Беглый достал пачку сигарет.
— Спички есть?
Ночь растратила всю свою темноту. Сквозь жалюзи просвечивала заря цвета спелой черешни, курилась утренняя дымка.
— Зашла русоволосая в село, а мы и не заметили… — Челнок любовался зарей. Он страстно, глубоко затянулся. — Всю ночь ломал голову, поверить мне или нет?.. Так?
— Брось.
— Значит, так. Дрейфишь, как бы я тебе ножку не подставил.
— Ты мой верный друг? — Профессор удерживал чинарик кончиками пальцев. Тонкая струйка дыма плела голубые арабески. — Сколько тебе лет, Челнок?
— Сорок пятый разменял, в женский день… Вот когда надумала мамаша выпустить меня на свет!
— Мы одногодки.
— Тоись как?
— Мне тоже в этом году сорок четыре исполнится, на рождество.
Вор подавился смехом:
— Батей меня впредь называй, малец ты желторотый!
— Мне, Митря, дали десять, а отсидел я только шесть. Считай сам…
— Да уж! Если снова сцапают, то выйдешь как раз под пенсию. Так и вижу тебя о трех ногах с бутылкой кефира в авоське…
Силе Драгу ожег его таким взглядом, что Челнок замолчал.
— Послезавтра попытаюсь уйти. Вор прикрыл веки.
— Бог в помощь, господин профессор!
— Прежде бога ты помогать будешь. Обещал вроде!
— А как же, паря! — Челнок старательно погасил окурок. Затем сказал тихо, задушевно: — А получится ли, дя Силе?
— Получится не получится, все едино. Не могу я больше, Митря! Заболеваю!
Его зеленые глаза затуманились. Вор прошелся пятерней по волосам, шрам на лице задергался.
— Знаю, дорогой!
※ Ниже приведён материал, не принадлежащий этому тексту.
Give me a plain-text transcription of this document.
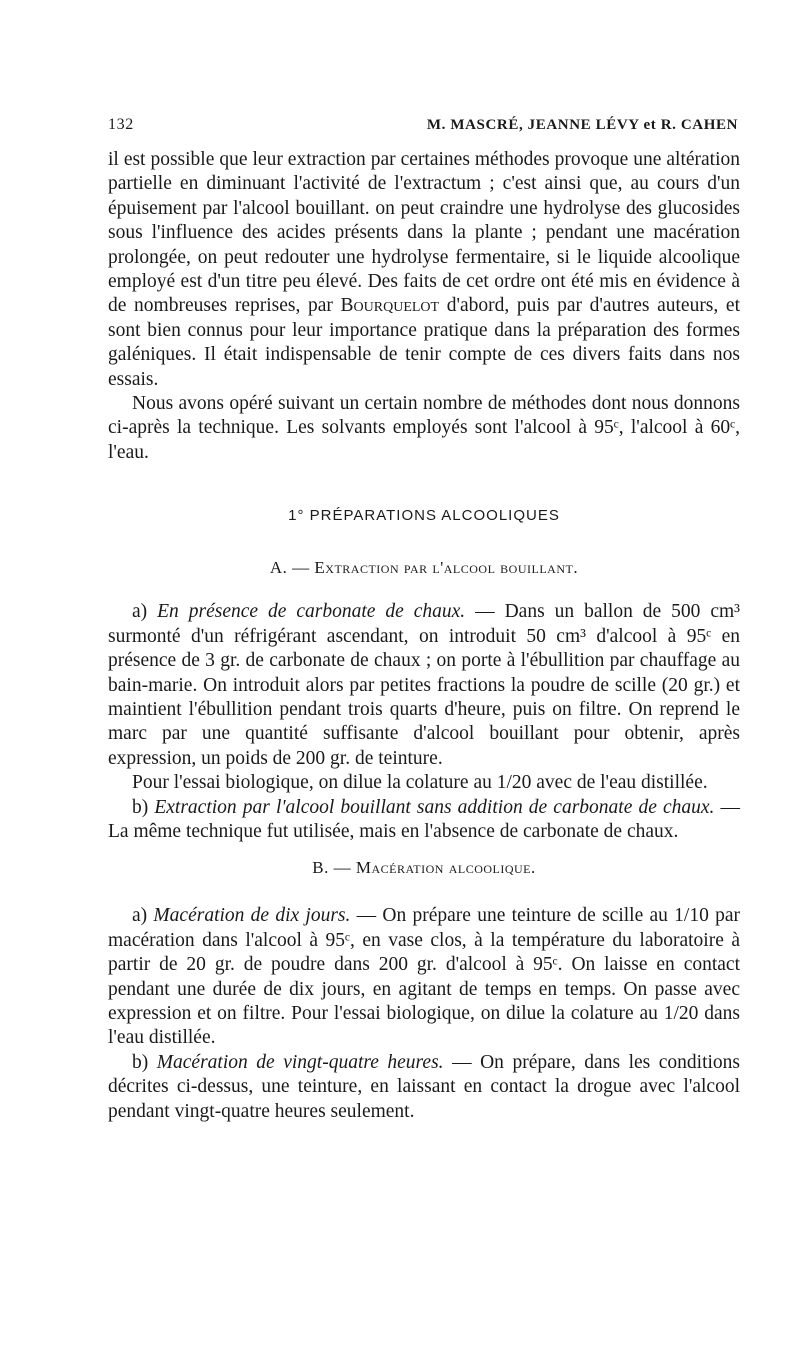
132	M. MASCRÉ, JEANNE LÉVY et R. CAHEN

il est possible que leur extraction par certaines méthodes provoque une altération partielle en diminuant l'activité de l'extractum ; c'est ainsi que, au cours d'un épuisement par l'alcool bouillant. on peut craindre une hydrolyse des glucosides sous l'influence des acides présents dans la plante ; pendant une macération prolongée, on peut redouter une hydrolyse fermentaire, si le liquide alcoolique employé est d'un titre peu élevé. Des faits de cet ordre ont été mis en évidence à de nombreuses reprises, par Bourquelot d'abord, puis par d'autres auteurs, et sont bien connus pour leur importance pratique dans la préparation des formes galéniques. Il était indispensable de tenir compte de ces divers faits dans nos essais.

Nous avons opéré suivant un certain nombre de méthodes dont nous donnons ci-après la technique. Les solvants employés sont l'alcool à 95ᶜ, l'alcool à 60ᶜ, l'eau.

1° PRÉPARATIONS ALCOOLIQUES
A. — Extraction par l'alcool bouillant.

a) En présence de carbonate de chaux. — Dans un ballon de 500 cm³ surmonté d'un réfrigérant ascendant, on introduit 50 cm³ d'alcool à 95ᶜ en présence de 3 gr. de carbonate de chaux ; on porte à l'ébullition par chauffage au bain-marie. On introduit alors par petites fractions la poudre de scille (20 gr.) et maintient l'ébullition pendant trois quarts d'heure, puis on filtre. On reprend le marc par une quantité suffisante d'alcool bouillant pour obtenir, après expression, un poids de 200 gr. de teinture.

Pour l'essai biologique, on dilue la colature au 1/20 avec de l'eau distillée.

b) Extraction par l'alcool bouillant sans addition de carbonate de chaux. — La même technique fut utilisée, mais en l'absence de carbonate de chaux.

B. — Macération alcoolique.

a) Macération de dix jours. — On prépare une teinture de scille au 1/10 par macération dans l'alcool à 95ᶜ, en vase clos, à la température du laboratoire à partir de 20 gr. de poudre dans 200 gr. d'alcool à 95ᶜ. On laisse en contact pendant une durée de dix jours, en agitant de temps en temps. On passe avec expression et on filtre. Pour l'essai biologique, on dilue la colature au 1/20 dans l'eau distillée.

b) Macération de vingt-quatre heures. — On prépare, dans les conditions décrites ci-dessus, une teinture, en laissant en contact la drogue avec l'alcool pendant vingt-quatre heures seulement.
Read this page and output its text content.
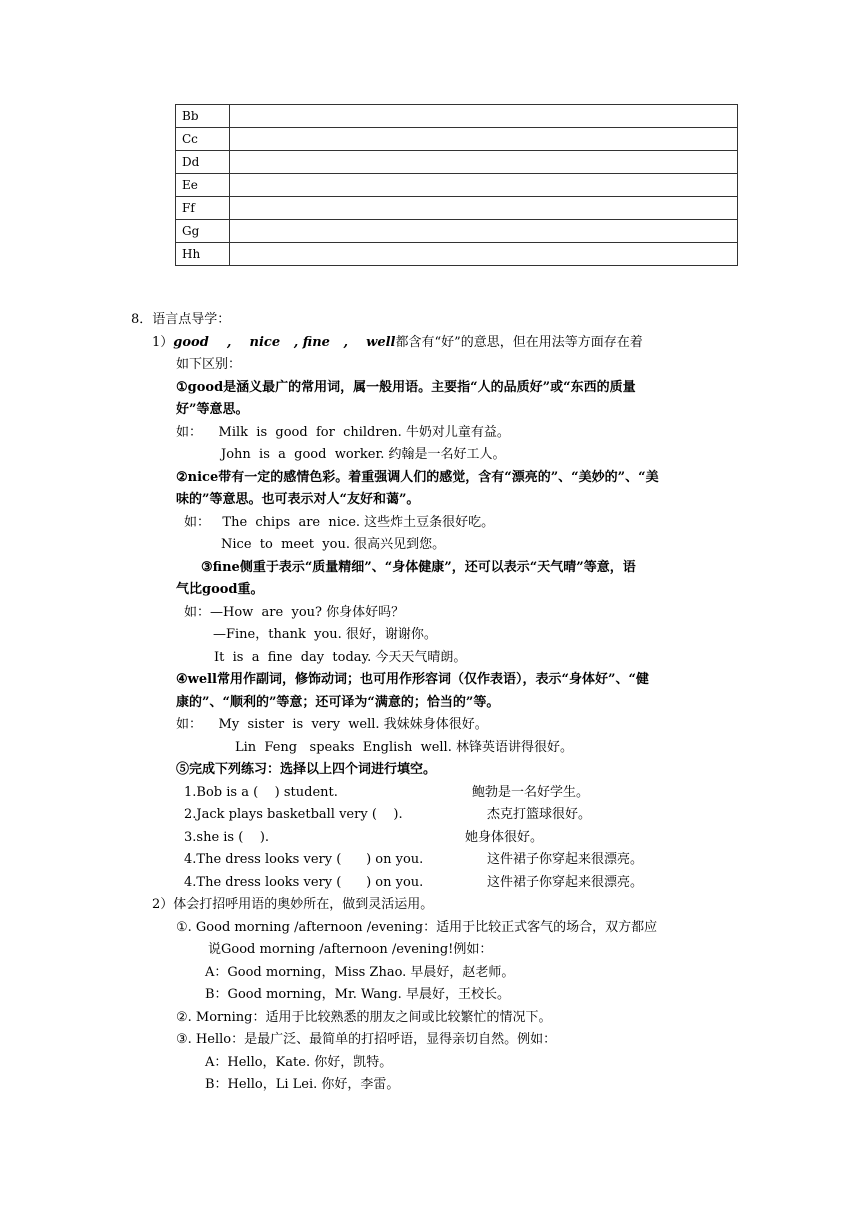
Bb	
Cc	
Dd	
Ee	
Ff	
Gg	
Hh	
8．语言点导学：
1）good    ,    nice   , fine   ,    well都含有“好”的意思，但在用法等方面存在着
如下区别：
①good是涵义最广的常用词，属一般用语。主要指“人的品质好”或“东西的质量
好”等意思。
如：    Milk  is  good  for  children. 牛奶对儿童有益。
John  is  a  good  worker. 约翰是一名好工人。
②nice带有一定的感情色彩。着重强调人们的感觉，含有“漂亮的”、“美妙的”、“美
味的”等意思。也可表示对人“友好和蔼”。
如：   The  chips  are  nice. 这些炸土豆条很好吃。
Nice  to  meet  you. 很高兴见到您。
③fine侧重于表示“质量精细”、“身体健康”，还可以表示“天气晴”等意，语
气比good重。
如：—How  are  you? 你身体好吗？
—Fine，thank  you. 很好，谢谢你。
It  is  a  fine  day  today. 今天天气晴朗。
④well常用作副词，修饰动词；也可用作形容词（仅作表语），表示“身体好”、“健
康的”、“顺利的”等意；还可译为“满意的；恰当的”等。
如：    My  sister  is  very  well. 我妹妹身体很好。
Lin  Feng   speaks  English  well. 林锋英语讲得很好。
⑤完成下列练习：选择以上四个词进行填空。
1.Bob is a (    ) student.	鲍勃是一名好学生。
2.Jack plays basketball very (    ).	杰克打篮球很好。
3.she is (    ).	她身体很好。
4.The dress looks very (      ) on you.	这件裙子你穿起来很漂亮。
4.The dress looks very (      ) on you.	这件裙子你穿起来很漂亮。
2）体会打招呼用语的奥妙所在，做到灵活运用。
①. Good morning /afternoon /evening：适用于比较正式客气的场合，双方都应
说Good morning /afternoon /evening!例如：
A：Good morning，Miss Zhao. 早晨好，赵老师。
B：Good morning，Mr. Wang. 早晨好，王校长。
②. Morning：适用于比较熟悉的朋友之间或比较繁忙的情况下。
③. Hello：是最广泛、最简单的打招呼语，显得亲切自然。例如：
A：Hello，Kate. 你好，凯特。
B：Hello，Li Lei. 你好，李雷。
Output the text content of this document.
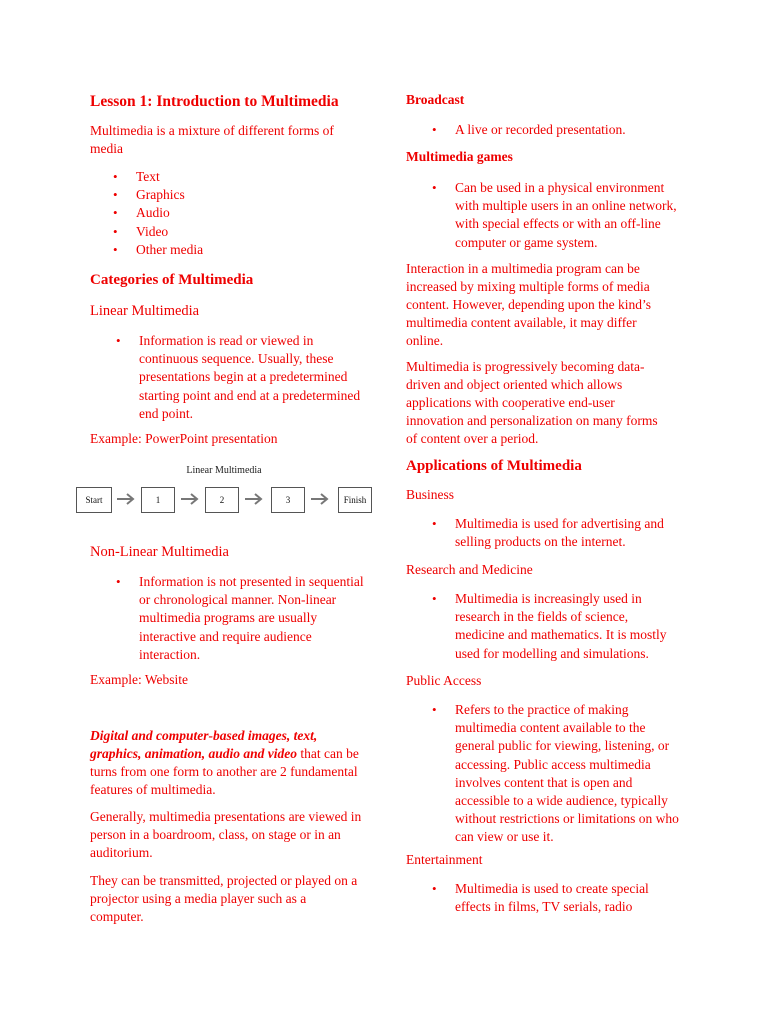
Lesson 1: Introduction to Multimedia

Multimedia is a mixture of different forms of media

• Text
• Graphics
• Audio
• Video
• Other media
Categories of Multimedia

Linear Multimedia

• Information is read or viewed in continuous sequence. Usually, these presentations begin at a predetermined starting point and end at a predetermined end point.

Example: PowerPoint presentation

Linear Multimedia
Start	1	2	3	Finish

Non-Linear Multimedia

• Information is not presented in sequential or chronological manner. Non-linear multimedia programs are usually interactive and require audience interaction.

Example: Website

Digital and computer-based images, text, graphics, animation, audio and video that can be turns from one form to another are 2 fundamental features of multimedia.

Generally, multimedia presentations are viewed in person in a boardroom, class, on stage or in an auditorium.

They can be transmitted, projected or played on a projector using a media player such as a computer.

Broadcast
• A live or recorded presentation.
Multimedia games
• Can be used in a physical environment with multiple users in an online network, with special effects or with an off-line computer or game system.

Interaction in a multimedia program can be increased by mixing multiple forms of media content. However, depending upon the kind’s multimedia content available, it may differ online.

Multimedia is progressively becoming data-driven and object oriented which allows applications with cooperative end-user innovation and personalization on many forms of content over a period.

Applications of Multimedia

Business

• Multimedia is used for advertising and selling products on the internet.

Research and Medicine

• Multimedia is increasingly used in research in the fields of science, medicine and mathematics. It is mostly used for modelling and simulations.

Public Access

• Refers to the practice of making multimedia content available to the general public for viewing, listening, or accessing. Public access multimedia involves content that is open and accessible to a wide audience, typically without restrictions or limitations on who can view or use it.

Entertainment

• Multimedia is used to create special effects in films, TV serials, radio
Но еще я знаю, что менты гоняют за тобой по всему свету.
— Если не увижу дочурку, точно рехнусь! Сохну я, Митря, камень грудь давит!
— Ну, так ни пуха тебе ни пера! — Челнок закусил губу. — Как бы только снова не заехать дышлом в забор.
— Будь спок, я все рассчитал. Захоти ты…
— Всегда готов, дядя!
Беглый нагнулся над койкой вора.
— У меня прочная веревка тридцати метров с гаком. Мой дружок завтра ночью оставит без света весь квартал.
— Ага!
Челнок пошарил по карманам. Усталые глаза снова заблестели.
— Богат сигареткой? Моя очередь, но все выкурил…
— Прошу.
Заря трудилась в поте лица. В комнате дым стоял — хоть топор вешай. Угловатое лицо Беглого казалось отлитым из свинца, лицо Челнока — испитым, белесым.
— Значит, так, дя Силе…
— Так, Митря!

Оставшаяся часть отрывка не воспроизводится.